Promoting the narrative that the state is an enemy of its own citizens fuels feelings of hate towards the state, its institutions and representatives. Al Zarqawi was seen as a strong leader amongst his followers, partly because of his strong positions against the states and its representatives, and was seen as a protector of his followers; “Despite his harsh manner, he won admirers because of his fearless defiance of prison authority.”
This arouses further inquiry around the underlying reasons for terrorists being seen as heroes. These groups enjoy impassioned solidarity amongst its members, as the group provides elements to their lives that general society has not. When states fail to uphold social justice and national identity, people can often seek these comforts elsewhere.
Fostering a sense of brotherhood can replace the failures of integration in society. These groups tap into feelings of exclusion, oppression, humiliation and the violation of human dignity. According to the book, Zarqawi appeared to be caring and a defender of his fellows, he presented himself as someone who stood for their rights and to protect their dignity. In one story, he appeared to fight for an ill man named Jahaline not just to receive the proper medication but also respect.
This extract is an illustrative example of the role that Zarqawi played for his followers: “One evening, while Sabha (the doctor) was visiting the cell, Jahaline suffered one of his occasional meltdowns, a screaming fit that usually required treatment with antipsychotic drugs. Sabha grabbed a syringe and was preparing to administer the shot when Zarqawi stepped forward to block him. Without a word, Zarqawi took a blanket from one of the beds and draped it over Jahaline’s lower body. He held the blanket in place with one hand, and with another tugged at the elastic waistband of the disabled man’s trousers, exposing him narrow crescent of skin. Then he motioned to the doctor. “Just make sure it’s in the right spot,” he commanded. When it was done and Jahaline was resting quietly, Sabha looked up to find Zarqawi watching him with a look of satisfaction.”

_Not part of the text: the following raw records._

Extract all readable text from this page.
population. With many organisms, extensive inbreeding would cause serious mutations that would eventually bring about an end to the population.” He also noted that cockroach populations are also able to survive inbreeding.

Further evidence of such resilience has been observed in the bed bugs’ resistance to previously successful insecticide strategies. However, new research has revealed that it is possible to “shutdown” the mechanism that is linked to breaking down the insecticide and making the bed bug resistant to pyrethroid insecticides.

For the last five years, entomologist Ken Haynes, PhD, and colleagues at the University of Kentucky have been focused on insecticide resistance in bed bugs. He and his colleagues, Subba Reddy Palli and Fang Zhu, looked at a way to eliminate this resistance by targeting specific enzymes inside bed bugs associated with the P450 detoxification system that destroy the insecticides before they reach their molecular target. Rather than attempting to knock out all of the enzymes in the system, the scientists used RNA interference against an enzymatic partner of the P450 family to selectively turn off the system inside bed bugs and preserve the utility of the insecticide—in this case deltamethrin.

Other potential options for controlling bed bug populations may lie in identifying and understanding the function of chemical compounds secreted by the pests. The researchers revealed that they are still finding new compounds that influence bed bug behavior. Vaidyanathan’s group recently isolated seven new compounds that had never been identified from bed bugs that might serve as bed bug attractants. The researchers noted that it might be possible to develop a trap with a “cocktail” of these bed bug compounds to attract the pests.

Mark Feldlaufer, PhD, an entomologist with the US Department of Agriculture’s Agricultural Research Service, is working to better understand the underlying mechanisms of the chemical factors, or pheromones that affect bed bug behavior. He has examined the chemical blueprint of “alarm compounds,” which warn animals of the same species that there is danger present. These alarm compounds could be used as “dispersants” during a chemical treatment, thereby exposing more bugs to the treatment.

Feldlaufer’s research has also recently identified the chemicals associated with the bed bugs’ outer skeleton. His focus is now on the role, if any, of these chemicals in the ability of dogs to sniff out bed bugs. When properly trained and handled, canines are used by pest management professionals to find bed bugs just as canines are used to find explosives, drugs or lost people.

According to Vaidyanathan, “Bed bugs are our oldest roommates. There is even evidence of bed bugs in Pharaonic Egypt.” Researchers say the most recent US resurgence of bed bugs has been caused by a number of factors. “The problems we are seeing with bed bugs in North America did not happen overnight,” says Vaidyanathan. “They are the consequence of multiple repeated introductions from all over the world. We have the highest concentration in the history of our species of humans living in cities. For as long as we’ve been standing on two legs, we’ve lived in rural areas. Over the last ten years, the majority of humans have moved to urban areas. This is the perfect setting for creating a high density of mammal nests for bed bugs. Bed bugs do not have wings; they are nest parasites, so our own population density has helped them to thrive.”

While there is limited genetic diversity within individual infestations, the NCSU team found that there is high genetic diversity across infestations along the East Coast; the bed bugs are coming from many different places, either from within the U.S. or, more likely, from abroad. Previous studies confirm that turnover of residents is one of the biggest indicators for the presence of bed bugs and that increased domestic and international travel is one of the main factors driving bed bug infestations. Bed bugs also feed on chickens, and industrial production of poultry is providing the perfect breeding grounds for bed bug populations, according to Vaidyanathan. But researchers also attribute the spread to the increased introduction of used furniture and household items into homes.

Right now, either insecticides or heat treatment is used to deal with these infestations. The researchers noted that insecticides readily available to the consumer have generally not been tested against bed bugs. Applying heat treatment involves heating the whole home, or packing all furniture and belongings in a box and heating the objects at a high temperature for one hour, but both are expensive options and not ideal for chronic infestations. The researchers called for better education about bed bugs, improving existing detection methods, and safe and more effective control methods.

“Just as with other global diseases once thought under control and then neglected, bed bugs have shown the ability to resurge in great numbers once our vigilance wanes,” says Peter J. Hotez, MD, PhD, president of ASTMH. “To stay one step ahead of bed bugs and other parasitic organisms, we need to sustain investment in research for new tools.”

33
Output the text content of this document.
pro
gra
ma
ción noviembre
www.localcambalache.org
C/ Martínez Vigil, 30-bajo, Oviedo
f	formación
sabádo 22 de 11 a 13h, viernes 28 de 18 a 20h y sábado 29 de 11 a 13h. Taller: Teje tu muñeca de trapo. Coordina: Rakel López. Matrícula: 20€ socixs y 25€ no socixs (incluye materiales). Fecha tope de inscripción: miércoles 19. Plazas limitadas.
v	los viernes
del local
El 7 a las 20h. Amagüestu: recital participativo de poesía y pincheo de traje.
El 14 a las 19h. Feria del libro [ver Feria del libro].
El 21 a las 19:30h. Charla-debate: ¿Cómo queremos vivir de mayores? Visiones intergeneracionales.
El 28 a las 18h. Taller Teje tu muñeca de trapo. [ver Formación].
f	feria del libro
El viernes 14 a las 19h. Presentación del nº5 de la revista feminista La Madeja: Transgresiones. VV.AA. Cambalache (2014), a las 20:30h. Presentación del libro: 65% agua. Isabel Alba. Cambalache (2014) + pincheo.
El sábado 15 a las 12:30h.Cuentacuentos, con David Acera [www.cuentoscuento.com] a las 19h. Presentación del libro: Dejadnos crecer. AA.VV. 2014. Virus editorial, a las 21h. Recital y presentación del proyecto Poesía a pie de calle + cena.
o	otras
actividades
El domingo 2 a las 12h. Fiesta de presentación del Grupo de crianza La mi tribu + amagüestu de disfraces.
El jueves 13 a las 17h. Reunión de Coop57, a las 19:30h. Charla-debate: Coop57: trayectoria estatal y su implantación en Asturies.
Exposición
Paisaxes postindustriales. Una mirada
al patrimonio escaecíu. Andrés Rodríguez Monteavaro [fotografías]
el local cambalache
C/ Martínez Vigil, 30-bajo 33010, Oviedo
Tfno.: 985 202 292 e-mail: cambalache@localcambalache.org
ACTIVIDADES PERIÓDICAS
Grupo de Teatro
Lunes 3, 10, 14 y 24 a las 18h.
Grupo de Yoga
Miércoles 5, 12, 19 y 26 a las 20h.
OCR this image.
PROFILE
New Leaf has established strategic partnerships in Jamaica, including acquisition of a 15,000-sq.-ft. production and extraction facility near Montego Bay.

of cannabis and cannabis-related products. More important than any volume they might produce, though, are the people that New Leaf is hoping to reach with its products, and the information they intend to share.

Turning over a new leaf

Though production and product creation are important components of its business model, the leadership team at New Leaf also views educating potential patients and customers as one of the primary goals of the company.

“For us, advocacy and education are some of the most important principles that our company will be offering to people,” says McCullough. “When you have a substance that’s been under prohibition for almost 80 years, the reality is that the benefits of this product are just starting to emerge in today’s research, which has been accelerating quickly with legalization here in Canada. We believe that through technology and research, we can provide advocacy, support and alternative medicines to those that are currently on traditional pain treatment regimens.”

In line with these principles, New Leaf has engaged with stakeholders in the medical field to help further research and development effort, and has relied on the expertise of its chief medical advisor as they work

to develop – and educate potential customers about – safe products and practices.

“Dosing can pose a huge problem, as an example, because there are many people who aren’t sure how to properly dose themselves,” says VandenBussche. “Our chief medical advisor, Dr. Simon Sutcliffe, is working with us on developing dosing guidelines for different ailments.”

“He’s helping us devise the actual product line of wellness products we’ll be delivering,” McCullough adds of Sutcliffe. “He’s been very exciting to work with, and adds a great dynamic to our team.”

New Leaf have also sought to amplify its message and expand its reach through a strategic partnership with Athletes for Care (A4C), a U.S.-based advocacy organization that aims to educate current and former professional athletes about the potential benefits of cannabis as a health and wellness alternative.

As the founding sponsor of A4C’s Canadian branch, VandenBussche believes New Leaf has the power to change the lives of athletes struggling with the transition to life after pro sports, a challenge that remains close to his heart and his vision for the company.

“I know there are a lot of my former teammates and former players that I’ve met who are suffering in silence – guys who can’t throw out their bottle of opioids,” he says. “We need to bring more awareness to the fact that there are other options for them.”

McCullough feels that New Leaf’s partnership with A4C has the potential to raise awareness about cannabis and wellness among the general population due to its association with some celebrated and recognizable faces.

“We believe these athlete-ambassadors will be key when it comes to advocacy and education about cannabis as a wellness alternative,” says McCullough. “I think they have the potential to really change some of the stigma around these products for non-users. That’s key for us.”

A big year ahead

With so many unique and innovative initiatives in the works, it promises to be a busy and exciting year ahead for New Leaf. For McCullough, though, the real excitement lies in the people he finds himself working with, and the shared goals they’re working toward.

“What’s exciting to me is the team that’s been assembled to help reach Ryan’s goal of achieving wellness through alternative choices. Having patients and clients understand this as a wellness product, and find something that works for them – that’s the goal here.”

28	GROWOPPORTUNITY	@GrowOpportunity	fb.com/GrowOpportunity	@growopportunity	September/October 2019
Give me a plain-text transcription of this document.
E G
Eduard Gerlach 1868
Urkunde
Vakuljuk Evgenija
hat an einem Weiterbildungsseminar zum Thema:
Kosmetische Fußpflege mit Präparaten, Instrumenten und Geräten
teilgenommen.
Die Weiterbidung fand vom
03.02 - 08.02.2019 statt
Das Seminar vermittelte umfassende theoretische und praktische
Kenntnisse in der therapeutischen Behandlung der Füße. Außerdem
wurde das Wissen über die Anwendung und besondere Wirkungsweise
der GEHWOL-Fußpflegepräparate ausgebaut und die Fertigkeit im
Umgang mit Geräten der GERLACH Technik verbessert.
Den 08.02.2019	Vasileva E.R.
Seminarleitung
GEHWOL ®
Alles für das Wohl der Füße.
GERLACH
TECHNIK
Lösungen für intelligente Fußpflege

The point is that in our de-radicalization and anti terrorism strategies, we must consider how these groups work, on the psychology of the people involved. Being an outlaw has always had an attraction for certain people, and outlaw groups have for centuries leveraged the sense of protecting members from social injustice and failures of the state. Robin Hood, the hero that we all admire was in reality an outlaw. But in the story he is only an outlaw because of injustice in the system, so the people saw him as a hero fighting for their rights.
To be effective in de-radicalization, there should be also process of imposing justice, protecting human dignity, giving people the chance to live a better life and participate in building their future.